Big Cypress & Other Parks Put at Risk by Trump's Climate EO

Last week, President Donald Trump signed an “Energy Independence” Executive Order that will make it more difficult for the National Park Service to protect sensitive public lands like Big Cypress from more fossil fuel development.

A Texas-based oil company started trampling through the Big Cypress National Preserve in Florida’s Everglades on Monday, initiating the first of four planned phases of oil exploration. Last week, President Donald Trump signed an “Energy Independence” Executive Order that will make it more difficult for the National Park Service to protect sensitive public lands like Big Cypress from more fossil fuel development.

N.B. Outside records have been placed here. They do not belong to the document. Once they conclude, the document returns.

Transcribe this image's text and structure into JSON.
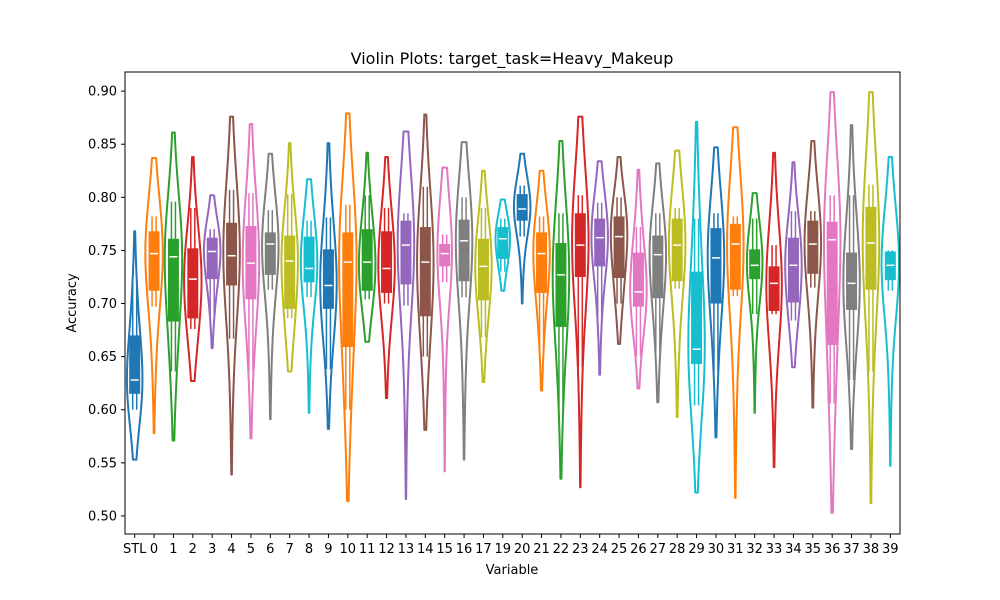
{
  "chart_data": {
    "type": "violin",
    "title": "Violin Plots: target_task=Heavy_Makeup",
    "xlabel": "Variable",
    "ylabel": "Accuracy",
    "ylim": [
      0.483,
      0.918
    ],
    "yticks": [
      "0.50",
      "0.55",
      "0.60",
      "0.65",
      "0.70",
      "0.75",
      "0.80",
      "0.85",
      "0.90"
    ],
    "grid": false,
    "palette": [
      "#1f77b4",
      "#ff7f0e",
      "#2ca02c",
      "#d62728",
      "#9467bd",
      "#8c564b",
      "#e377c2",
      "#7f7f7f",
      "#bcbd22",
      "#17becf"
    ],
    "categories": [
      "STL",
      "0",
      "1",
      "2",
      "3",
      "4",
      "5",
      "6",
      "7",
      "8",
      "9",
      "10",
      "11",
      "12",
      "13",
      "14",
      "15",
      "16",
      "17",
      "19",
      "20",
      "21",
      "22",
      "23",
      "24",
      "25",
      "26",
      "27",
      "28",
      "29",
      "30",
      "31",
      "32",
      "33",
      "34",
      "35",
      "36",
      "37",
      "38",
      "39"
    ],
    "series": [
      {
        "category": "STL",
        "min": 0.553,
        "q1": 0.615,
        "median": 0.628,
        "q3": 0.67,
        "max": 0.768,
        "wq1": 0.6,
        "wq3": 0.72,
        "w": 0.8
      },
      {
        "category": "0",
        "min": 0.578,
        "q1": 0.712,
        "median": 0.747,
        "q3": 0.768,
        "max": 0.837,
        "wq1": 0.697,
        "wq3": 0.782,
        "w": 0.9
      },
      {
        "category": "1",
        "min": 0.571,
        "q1": 0.683,
        "median": 0.744,
        "q3": 0.761,
        "max": 0.861,
        "wq1": 0.636,
        "wq3": 0.796,
        "w": 0.9
      },
      {
        "category": "2",
        "min": 0.627,
        "q1": 0.686,
        "median": 0.723,
        "q3": 0.752,
        "max": 0.838,
        "wq1": 0.676,
        "wq3": 0.79,
        "w": 0.9
      },
      {
        "category": "3",
        "min": 0.658,
        "q1": 0.723,
        "median": 0.749,
        "q3": 0.762,
        "max": 0.802,
        "wq1": 0.69,
        "wq3": 0.77,
        "w": 0.85
      },
      {
        "category": "4",
        "min": 0.539,
        "q1": 0.717,
        "median": 0.745,
        "q3": 0.776,
        "max": 0.876,
        "wq1": 0.667,
        "wq3": 0.807,
        "w": 0.85
      },
      {
        "category": "5",
        "min": 0.573,
        "q1": 0.704,
        "median": 0.738,
        "q3": 0.773,
        "max": 0.869,
        "wq1": 0.636,
        "wq3": 0.804,
        "w": 0.85
      },
      {
        "category": "6",
        "min": 0.591,
        "q1": 0.727,
        "median": 0.756,
        "q3": 0.767,
        "max": 0.841,
        "wq1": 0.713,
        "wq3": 0.788,
        "w": 0.85
      },
      {
        "category": "7",
        "min": 0.636,
        "q1": 0.695,
        "median": 0.74,
        "q3": 0.764,
        "max": 0.851,
        "wq1": 0.686,
        "wq3": 0.803,
        "w": 0.85
      },
      {
        "category": "8",
        "min": 0.597,
        "q1": 0.72,
        "median": 0.733,
        "q3": 0.763,
        "max": 0.817,
        "wq1": 0.706,
        "wq3": 0.778,
        "w": 0.85
      },
      {
        "category": "9",
        "min": 0.582,
        "q1": 0.695,
        "median": 0.717,
        "q3": 0.751,
        "max": 0.851,
        "wq1": 0.638,
        "wq3": 0.781,
        "w": 0.85
      },
      {
        "category": "10",
        "min": 0.514,
        "q1": 0.659,
        "median": 0.739,
        "q3": 0.767,
        "max": 0.879,
        "wq1": 0.6,
        "wq3": 0.793,
        "w": 0.9
      },
      {
        "category": "11",
        "min": 0.664,
        "q1": 0.712,
        "median": 0.739,
        "q3": 0.77,
        "max": 0.842,
        "wq1": 0.704,
        "wq3": 0.802,
        "w": 0.85
      },
      {
        "category": "12",
        "min": 0.611,
        "q1": 0.71,
        "median": 0.733,
        "q3": 0.768,
        "max": 0.838,
        "wq1": 0.7,
        "wq3": 0.79,
        "w": 0.85
      },
      {
        "category": "13",
        "min": 0.516,
        "q1": 0.718,
        "median": 0.755,
        "q3": 0.778,
        "max": 0.862,
        "wq1": 0.698,
        "wq3": 0.785,
        "w": 0.85
      },
      {
        "category": "14",
        "min": 0.581,
        "q1": 0.688,
        "median": 0.739,
        "q3": 0.772,
        "max": 0.878,
        "wq1": 0.65,
        "wq3": 0.81,
        "w": 0.85
      },
      {
        "category": "15",
        "min": 0.542,
        "q1": 0.735,
        "median": 0.747,
        "q3": 0.756,
        "max": 0.828,
        "wq1": 0.72,
        "wq3": 0.765,
        "w": 0.75
      },
      {
        "category": "16",
        "min": 0.553,
        "q1": 0.721,
        "median": 0.759,
        "q3": 0.779,
        "max": 0.852,
        "wq1": 0.706,
        "wq3": 0.8,
        "w": 0.85
      },
      {
        "category": "17",
        "min": 0.626,
        "q1": 0.703,
        "median": 0.735,
        "q3": 0.761,
        "max": 0.825,
        "wq1": 0.668,
        "wq3": 0.79,
        "w": 0.85
      },
      {
        "category": "19",
        "min": 0.712,
        "q1": 0.742,
        "median": 0.761,
        "q3": 0.772,
        "max": 0.798,
        "wq1": 0.73,
        "wq3": 0.78,
        "w": 0.75
      },
      {
        "category": "20",
        "min": 0.7,
        "q1": 0.778,
        "median": 0.789,
        "q3": 0.803,
        "max": 0.841,
        "wq1": 0.763,
        "wq3": 0.811,
        "w": 0.85
      },
      {
        "category": "21",
        "min": 0.618,
        "q1": 0.71,
        "median": 0.747,
        "q3": 0.767,
        "max": 0.825,
        "wq1": 0.66,
        "wq3": 0.782,
        "w": 0.85
      },
      {
        "category": "22",
        "min": 0.535,
        "q1": 0.678,
        "median": 0.727,
        "q3": 0.757,
        "max": 0.853,
        "wq1": 0.602,
        "wq3": 0.785,
        "w": 0.85
      },
      {
        "category": "23",
        "min": 0.527,
        "q1": 0.725,
        "median": 0.755,
        "q3": 0.785,
        "max": 0.876,
        "wq1": 0.64,
        "wq3": 0.802,
        "w": 0.85
      },
      {
        "category": "24",
        "min": 0.633,
        "q1": 0.735,
        "median": 0.762,
        "q3": 0.78,
        "max": 0.834,
        "wq1": 0.676,
        "wq3": 0.795,
        "w": 0.85
      },
      {
        "category": "25",
        "min": 0.662,
        "q1": 0.724,
        "median": 0.763,
        "q3": 0.782,
        "max": 0.838,
        "wq1": 0.7,
        "wq3": 0.8,
        "w": 0.85
      },
      {
        "category": "26",
        "min": 0.62,
        "q1": 0.697,
        "median": 0.711,
        "q3": 0.748,
        "max": 0.826,
        "wq1": 0.65,
        "wq3": 0.772,
        "w": 0.85
      },
      {
        "category": "27",
        "min": 0.607,
        "q1": 0.705,
        "median": 0.746,
        "q3": 0.764,
        "max": 0.832,
        "wq1": 0.655,
        "wq3": 0.785,
        "w": 0.85
      },
      {
        "category": "28",
        "min": 0.593,
        "q1": 0.721,
        "median": 0.755,
        "q3": 0.78,
        "max": 0.844,
        "wq1": 0.714,
        "wq3": 0.79,
        "w": 0.85
      },
      {
        "category": "29",
        "min": 0.522,
        "q1": 0.643,
        "median": 0.657,
        "q3": 0.73,
        "max": 0.871,
        "wq1": 0.604,
        "wq3": 0.78,
        "w": 0.85
      },
      {
        "category": "30",
        "min": 0.574,
        "q1": 0.7,
        "median": 0.743,
        "q3": 0.771,
        "max": 0.847,
        "wq1": 0.636,
        "wq3": 0.785,
        "w": 0.85
      },
      {
        "category": "31",
        "min": 0.517,
        "q1": 0.713,
        "median": 0.756,
        "q3": 0.775,
        "max": 0.866,
        "wq1": 0.707,
        "wq3": 0.782,
        "w": 0.85
      },
      {
        "category": "32",
        "min": 0.597,
        "q1": 0.723,
        "median": 0.736,
        "q3": 0.751,
        "max": 0.804,
        "wq1": 0.69,
        "wq3": 0.78,
        "w": 0.8
      },
      {
        "category": "33",
        "min": 0.546,
        "q1": 0.693,
        "median": 0.719,
        "q3": 0.735,
        "max": 0.842,
        "wq1": 0.69,
        "wq3": 0.755,
        "w": 0.8
      },
      {
        "category": "34",
        "min": 0.64,
        "q1": 0.701,
        "median": 0.736,
        "q3": 0.762,
        "max": 0.833,
        "wq1": 0.684,
        "wq3": 0.787,
        "w": 0.85
      },
      {
        "category": "35",
        "min": 0.602,
        "q1": 0.728,
        "median": 0.756,
        "q3": 0.778,
        "max": 0.853,
        "wq1": 0.715,
        "wq3": 0.787,
        "w": 0.85
      },
      {
        "category": "36",
        "min": 0.503,
        "q1": 0.661,
        "median": 0.76,
        "q3": 0.777,
        "max": 0.899,
        "wq1": 0.606,
        "wq3": 0.802,
        "w": 0.85
      },
      {
        "category": "37",
        "min": 0.563,
        "q1": 0.694,
        "median": 0.719,
        "q3": 0.748,
        "max": 0.868,
        "wq1": 0.628,
        "wq3": 0.802,
        "w": 0.85
      },
      {
        "category": "38",
        "min": 0.512,
        "q1": 0.713,
        "median": 0.757,
        "q3": 0.791,
        "max": 0.899,
        "wq1": 0.636,
        "wq3": 0.812,
        "w": 0.85
      },
      {
        "category": "39",
        "min": 0.547,
        "q1": 0.722,
        "median": 0.736,
        "q3": 0.749,
        "max": 0.838,
        "wq1": 0.712,
        "wq3": 0.75,
        "w": 0.9
      }
    ]
  }
}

While oil and gas and drilling is typically limited within the National Parks system, in some cases, the Park Service did not acquire the oil and gas mineral rights located beneath park units, resulting in a “split estate,” where the federal government owns the surface estate and another entity—individual, nonprofit organization, corporation, state or local government—owns the underlying mineral rights. As of 2015, there were 12 National Park units in this situation with active oil and gas operations. Another 30 units have the potential for future development of non-federal oil and gas rights. Big Cypress is one of them.

President Trump’s Executive Order included a provision directing Interior Secretary Ryan Zinke to review and ultimately suspend, revise, or rescind much-needed updates to what are known as the Park Service’s “9B rules” governing non-federal oil and gas rights in National Park units. The rule affected by the Order was intended to update the 39-year old 9B rules governing split estate oil and gas development within the National Park System, and would have made the following common-sense improvements:

  1. Requiring operators to post adequate bonds or other financial assurances to ensure that enough funds would be available to clean up spills and restore exploration and drilling sites to natural conditions, in the event an operator becomes insolvent or defaults on its obligations;
  2. Closing loopholes that currently exempt over half of oil and gas operations in national park units from providing any financial assurances;
  3. Closing a loophole that allows “privileged access” for oil and gas operators to construct roads or pipelines on public lands to access private oil and gas rights, without providing any compensation; and
  4. Improving the Park Service’s enforcement authority by incorporating existing penalty provisions and allowing law enforcement staff to write citations for oil and gas operators’ noncompliance.  

The Big Cypress National Preserve is an extraordinary and unique national treasure. It is essential to the health of the Florida Everglades and is home to many threatened and endangered species, including the rare Florida panther. It also serves as an important tourist destination in south Florida. Despite the fragility and regional importance of Big Cypress, the National Park Service recently authorized extensive seismic exploration within 70,000 acres of the preserve, most of which consists of sensitive wetland habitats. This is only the first of four planned phases that will ultimately encompass one-third of the preserve. If oil and gas resources are found, drilling would likely be next.

Some drilling has already taken place in Big Cypress outside of the areas currently being explored for more oil and gas. However, the outdated 9B rules have not been protective enough. For example, one operator built a damaging 11-mile long private road across Big Cypress to access an oil and gas lease, which caused environmental damage to the preserve. The Park Service did not receive any compensation in exchange for allowing this damaging access, which could have been used for restoration.

In addition to the “privileged access” loophole, current rules only require an operator to post a bond in the amount of $200,000, for the entire oil and gas operation, which would not be enough to restore preserves like Big Cypress. Actual costs to plug and reclaim abandoned oil and gas wells in wet landscapes, such as the wetlands occurring in Big Cypress, are estimated by the Park Service to cost as much as $215,000 per well. This does not include the costs of remediating a major accident, such as a blow-out or spill, which are not uncommon in the oil and gas industry. Therefore, the precious resources in Big Cypress could be lost forever to private oil and gas development without adequate Park Service oversight.

The much-needed updates to the 9B rules would not prevent oil and gas operations in Big Cypress or other National Park units from taking place, but would provide common-sense protections. At a time when our National Parks are facing an enormous maintenance backlog, it would be irresponsible to shift the risks associated with oil and gas development from the oil and gas industry to American taxpayers.